Supporting the below United Nations Sustainable Development Goals:支持以下聯合國可持續發展目標:支持以下联合国可持续发展目标:
Abstract
In ultrasound image analysis, speckle tracking methods are widely applied to study the elasticity of body tissue. However, “feature-motion decorrelation” remains a challenge for speckle tracking methods. Recently, a coupled filtering method and an affine warping method were proposed to accurately estimate strain values when the tissue deformation is large. The major drawback of the new methods is the high computational complexity. Even the GPU-based program requires 5 hours and 50 minutes for the two methods to finish the analysis on a simulated ultrasound image set, respectively.

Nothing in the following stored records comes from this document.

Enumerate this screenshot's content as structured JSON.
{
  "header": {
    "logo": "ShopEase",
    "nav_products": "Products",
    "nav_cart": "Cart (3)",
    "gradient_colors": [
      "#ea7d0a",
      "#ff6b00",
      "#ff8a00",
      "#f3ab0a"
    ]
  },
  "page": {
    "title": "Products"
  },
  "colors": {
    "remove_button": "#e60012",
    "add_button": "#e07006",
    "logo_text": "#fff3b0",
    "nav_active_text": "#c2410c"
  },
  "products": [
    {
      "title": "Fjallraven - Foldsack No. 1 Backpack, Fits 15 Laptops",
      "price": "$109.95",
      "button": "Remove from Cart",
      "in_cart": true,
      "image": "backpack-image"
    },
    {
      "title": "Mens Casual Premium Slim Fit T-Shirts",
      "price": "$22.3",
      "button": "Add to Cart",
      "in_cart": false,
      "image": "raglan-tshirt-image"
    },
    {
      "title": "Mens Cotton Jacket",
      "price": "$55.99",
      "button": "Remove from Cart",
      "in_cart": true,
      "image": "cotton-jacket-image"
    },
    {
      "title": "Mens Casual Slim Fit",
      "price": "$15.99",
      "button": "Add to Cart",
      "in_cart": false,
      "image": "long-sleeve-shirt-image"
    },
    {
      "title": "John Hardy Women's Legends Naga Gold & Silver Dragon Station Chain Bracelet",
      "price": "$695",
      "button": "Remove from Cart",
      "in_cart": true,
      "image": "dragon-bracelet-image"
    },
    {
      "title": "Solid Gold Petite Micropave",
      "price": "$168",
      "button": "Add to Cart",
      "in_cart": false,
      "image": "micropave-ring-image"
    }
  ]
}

In this thesis, the FPGA implementations of the new methods are presented. The algorithms are divided and reformulated as three computation modules: image warping, image filtering and sliding window based optimal parameter search. For image warping, a fast and memory-saving scheme combining data-loading prediction and vector processing is proposed. For image filtering, two common approaches, direct convolution and Discrete Fourier Transformation (DFT) based method, are implemented and compared using simulation and phantom data. For window search, parallelization along two loops are built and a new approach to eliminate the redundancy during the search on a dense window grid is presented. The strategies on building the main pipeline that organizes all modules in a single FPGA is discussed.
The performance of the proposed FPGA implementations is evaluated with double floating point calculation. The running time is less than 10% of the previous GPU implementation.